Bears were looking at decent odds to get aggressive last week. The rally that began late October came to a screeching halt a week ago (Chart 1). Right where it could ideally have for them.
On the S&P 500 large cap index (2726.22), between the all-time intraday high of 2940.91 on September 21 and the low of 2603.54 on October 29, the index fell 11.5 percent. A 0.618 Fibonacci retracement of that decline comes to 2812.03. Fibonacci followers take this golden ratio very seriously, hence these numbers are always worth a close watch. For the past eight months, 2800 has also proven to be an important horizontal level where bulls and bears fought several tugs of war. This area also approximates the underside of a broken rising trend line from February 2016. All in all, resistance at 2800 was tough, and it held.
Last Wednesday, post-Tuesday’s mid-term elections, the S&P 500 shot up 2.1 percent, but then the momentum stopped dead in its tracks. The intraday high of 2815.15 in that session essentially tested 2816.94 on October 17 – unsuccessfully.
Arguably, shorts anticipated this, expecting either a test of recent lows or worse. In the latter scenario, overbought monthly indicators can continue to unwind.
In the October 16-31 period, short interest on SPY (SPDR S&P 500 ETF) rose 3.3 percent period-over-period to 186.3 million shares. In all of October, it jumped 23 percent. As early as mid-August, short interest was 143.3 million.
NYSE and Nasdaq short interest shows a similar trend. On the Nasdaq in particular, shorts have been persistently adding all this year (Chart 2). The mid-October high of 8.9 billion shares was the highest since mid-March 2016.
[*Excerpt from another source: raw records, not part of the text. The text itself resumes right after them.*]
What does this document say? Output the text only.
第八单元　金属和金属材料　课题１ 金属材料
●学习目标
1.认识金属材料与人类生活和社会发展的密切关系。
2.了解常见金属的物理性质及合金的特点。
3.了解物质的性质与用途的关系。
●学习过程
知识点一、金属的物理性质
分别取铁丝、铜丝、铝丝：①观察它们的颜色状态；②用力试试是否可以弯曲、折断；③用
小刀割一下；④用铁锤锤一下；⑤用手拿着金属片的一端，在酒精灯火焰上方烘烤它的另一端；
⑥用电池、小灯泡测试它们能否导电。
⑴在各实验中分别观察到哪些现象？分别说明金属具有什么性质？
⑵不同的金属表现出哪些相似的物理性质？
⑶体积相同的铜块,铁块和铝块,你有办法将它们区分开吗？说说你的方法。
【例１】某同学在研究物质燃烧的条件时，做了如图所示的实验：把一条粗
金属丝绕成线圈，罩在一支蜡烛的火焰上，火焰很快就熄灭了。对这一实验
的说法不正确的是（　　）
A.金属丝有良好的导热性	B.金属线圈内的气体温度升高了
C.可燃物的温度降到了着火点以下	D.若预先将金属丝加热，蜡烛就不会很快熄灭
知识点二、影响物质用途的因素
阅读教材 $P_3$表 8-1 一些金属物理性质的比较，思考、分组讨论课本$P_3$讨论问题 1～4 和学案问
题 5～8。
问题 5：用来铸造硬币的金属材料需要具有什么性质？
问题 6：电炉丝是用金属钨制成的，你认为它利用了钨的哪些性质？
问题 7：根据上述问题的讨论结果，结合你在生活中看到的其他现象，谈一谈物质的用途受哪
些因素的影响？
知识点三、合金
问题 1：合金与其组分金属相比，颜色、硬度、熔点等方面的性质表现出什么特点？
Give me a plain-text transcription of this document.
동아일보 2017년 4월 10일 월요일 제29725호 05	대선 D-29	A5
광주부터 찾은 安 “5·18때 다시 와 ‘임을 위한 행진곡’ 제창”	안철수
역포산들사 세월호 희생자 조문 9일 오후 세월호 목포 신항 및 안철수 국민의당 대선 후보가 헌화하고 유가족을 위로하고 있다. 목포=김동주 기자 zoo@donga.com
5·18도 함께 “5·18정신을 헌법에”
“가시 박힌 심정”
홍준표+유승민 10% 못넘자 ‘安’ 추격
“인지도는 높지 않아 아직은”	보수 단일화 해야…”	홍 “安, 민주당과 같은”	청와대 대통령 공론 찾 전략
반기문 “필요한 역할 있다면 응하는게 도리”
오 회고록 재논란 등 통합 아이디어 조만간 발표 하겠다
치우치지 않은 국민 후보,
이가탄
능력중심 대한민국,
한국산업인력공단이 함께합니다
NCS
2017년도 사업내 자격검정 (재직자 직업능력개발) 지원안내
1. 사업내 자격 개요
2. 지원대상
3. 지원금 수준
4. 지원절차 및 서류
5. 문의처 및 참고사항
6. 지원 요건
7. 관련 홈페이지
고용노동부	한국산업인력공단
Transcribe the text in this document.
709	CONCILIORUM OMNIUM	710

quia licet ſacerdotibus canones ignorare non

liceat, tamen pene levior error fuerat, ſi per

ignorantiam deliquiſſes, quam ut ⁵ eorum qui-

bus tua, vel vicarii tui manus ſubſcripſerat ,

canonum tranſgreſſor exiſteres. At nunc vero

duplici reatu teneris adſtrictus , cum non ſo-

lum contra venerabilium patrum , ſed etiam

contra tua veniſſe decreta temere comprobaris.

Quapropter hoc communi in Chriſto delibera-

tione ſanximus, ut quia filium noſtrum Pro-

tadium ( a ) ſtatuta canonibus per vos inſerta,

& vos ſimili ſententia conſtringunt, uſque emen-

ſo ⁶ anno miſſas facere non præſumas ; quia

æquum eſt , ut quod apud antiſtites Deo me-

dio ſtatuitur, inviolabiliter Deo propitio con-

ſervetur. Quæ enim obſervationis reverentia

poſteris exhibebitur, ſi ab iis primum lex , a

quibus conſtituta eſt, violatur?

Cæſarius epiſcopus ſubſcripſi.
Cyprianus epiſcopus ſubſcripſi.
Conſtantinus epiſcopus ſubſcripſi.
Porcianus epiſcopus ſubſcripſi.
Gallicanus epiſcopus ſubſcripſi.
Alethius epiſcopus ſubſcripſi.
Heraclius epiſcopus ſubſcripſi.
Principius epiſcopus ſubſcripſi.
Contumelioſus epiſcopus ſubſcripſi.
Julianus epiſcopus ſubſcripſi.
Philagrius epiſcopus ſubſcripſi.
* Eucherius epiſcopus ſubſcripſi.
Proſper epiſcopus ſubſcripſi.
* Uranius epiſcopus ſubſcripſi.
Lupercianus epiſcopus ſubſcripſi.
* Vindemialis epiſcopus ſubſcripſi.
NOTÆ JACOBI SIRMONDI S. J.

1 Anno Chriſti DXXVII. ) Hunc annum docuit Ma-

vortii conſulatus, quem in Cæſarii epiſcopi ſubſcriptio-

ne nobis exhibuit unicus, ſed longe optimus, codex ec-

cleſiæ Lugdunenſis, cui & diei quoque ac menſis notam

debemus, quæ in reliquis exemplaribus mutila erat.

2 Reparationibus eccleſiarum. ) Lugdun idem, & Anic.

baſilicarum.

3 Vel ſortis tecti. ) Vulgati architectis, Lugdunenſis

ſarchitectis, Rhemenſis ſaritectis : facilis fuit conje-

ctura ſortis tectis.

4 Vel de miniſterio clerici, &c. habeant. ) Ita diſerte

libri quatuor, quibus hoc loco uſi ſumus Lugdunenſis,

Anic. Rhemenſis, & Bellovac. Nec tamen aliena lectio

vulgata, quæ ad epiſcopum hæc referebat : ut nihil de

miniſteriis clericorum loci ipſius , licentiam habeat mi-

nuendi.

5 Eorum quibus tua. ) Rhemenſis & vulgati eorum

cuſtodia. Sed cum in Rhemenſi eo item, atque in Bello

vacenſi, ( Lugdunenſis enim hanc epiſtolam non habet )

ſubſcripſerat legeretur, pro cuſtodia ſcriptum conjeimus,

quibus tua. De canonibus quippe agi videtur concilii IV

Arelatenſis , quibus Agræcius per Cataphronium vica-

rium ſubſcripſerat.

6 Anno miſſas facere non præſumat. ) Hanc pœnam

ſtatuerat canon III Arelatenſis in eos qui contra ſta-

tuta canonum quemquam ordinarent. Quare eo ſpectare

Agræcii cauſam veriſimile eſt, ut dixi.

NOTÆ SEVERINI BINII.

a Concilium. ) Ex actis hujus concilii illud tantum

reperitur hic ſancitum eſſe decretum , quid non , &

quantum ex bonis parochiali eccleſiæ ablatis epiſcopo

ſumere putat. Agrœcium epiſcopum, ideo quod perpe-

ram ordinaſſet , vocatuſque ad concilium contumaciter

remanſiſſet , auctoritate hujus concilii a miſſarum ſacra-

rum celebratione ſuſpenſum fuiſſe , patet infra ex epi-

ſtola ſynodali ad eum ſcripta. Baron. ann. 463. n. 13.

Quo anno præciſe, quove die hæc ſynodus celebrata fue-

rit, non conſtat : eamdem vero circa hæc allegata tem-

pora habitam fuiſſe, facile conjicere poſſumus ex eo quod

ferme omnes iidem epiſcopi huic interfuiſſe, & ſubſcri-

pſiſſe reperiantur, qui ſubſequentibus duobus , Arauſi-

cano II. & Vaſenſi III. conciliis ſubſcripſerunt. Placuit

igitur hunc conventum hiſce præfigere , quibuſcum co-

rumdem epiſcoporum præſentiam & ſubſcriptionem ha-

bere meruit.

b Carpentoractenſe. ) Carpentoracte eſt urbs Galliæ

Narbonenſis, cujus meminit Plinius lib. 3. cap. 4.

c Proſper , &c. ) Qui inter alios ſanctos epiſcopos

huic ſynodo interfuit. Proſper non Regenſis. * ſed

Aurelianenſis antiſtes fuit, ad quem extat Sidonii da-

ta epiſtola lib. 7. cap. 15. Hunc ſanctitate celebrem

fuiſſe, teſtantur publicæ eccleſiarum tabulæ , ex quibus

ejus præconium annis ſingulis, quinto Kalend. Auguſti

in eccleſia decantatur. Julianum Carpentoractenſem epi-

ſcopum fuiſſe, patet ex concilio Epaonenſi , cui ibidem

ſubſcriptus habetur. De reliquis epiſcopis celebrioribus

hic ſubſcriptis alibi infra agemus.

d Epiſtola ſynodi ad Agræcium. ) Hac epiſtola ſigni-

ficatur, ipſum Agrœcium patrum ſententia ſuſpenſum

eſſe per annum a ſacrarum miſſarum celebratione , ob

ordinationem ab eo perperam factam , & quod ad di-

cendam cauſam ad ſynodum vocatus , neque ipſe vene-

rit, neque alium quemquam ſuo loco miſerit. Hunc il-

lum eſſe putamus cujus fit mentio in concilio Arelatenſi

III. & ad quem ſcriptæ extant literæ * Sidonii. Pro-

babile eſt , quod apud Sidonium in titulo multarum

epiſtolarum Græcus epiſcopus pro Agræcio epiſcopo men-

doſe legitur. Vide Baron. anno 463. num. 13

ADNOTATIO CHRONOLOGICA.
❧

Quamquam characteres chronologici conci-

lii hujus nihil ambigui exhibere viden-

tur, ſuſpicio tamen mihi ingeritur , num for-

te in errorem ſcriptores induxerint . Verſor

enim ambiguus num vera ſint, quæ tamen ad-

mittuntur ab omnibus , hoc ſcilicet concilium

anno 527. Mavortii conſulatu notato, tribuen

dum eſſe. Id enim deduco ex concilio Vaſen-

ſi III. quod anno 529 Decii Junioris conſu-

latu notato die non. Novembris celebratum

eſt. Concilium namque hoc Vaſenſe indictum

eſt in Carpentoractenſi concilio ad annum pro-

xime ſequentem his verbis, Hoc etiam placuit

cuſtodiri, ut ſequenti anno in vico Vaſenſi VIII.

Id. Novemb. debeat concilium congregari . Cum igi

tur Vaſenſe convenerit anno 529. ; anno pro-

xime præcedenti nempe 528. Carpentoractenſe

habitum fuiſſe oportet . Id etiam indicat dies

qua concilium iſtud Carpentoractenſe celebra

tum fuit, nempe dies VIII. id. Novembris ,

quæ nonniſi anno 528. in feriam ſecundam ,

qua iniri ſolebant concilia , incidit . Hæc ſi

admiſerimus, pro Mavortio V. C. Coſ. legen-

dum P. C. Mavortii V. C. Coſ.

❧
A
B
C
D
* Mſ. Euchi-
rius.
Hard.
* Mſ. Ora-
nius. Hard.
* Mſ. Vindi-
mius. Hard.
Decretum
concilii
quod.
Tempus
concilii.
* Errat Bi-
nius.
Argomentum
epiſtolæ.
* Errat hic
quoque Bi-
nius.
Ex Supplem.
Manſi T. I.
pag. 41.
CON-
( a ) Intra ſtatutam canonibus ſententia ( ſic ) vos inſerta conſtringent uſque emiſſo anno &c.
If longs can regroup in time, the rather elevated level of short interest in due course can end up helping them as shorts begin to lock in profit. As a matter of fact, on the S&P 500 they are staring at one such opportunity. The volatility over the past month has created a potentially bullish reverse-head-and-shoulders pattern. For that, two things need to happen – (1) hold 2700 and then take out 2800. Should things evolve this way, technicians would be eventually eyeing 3000.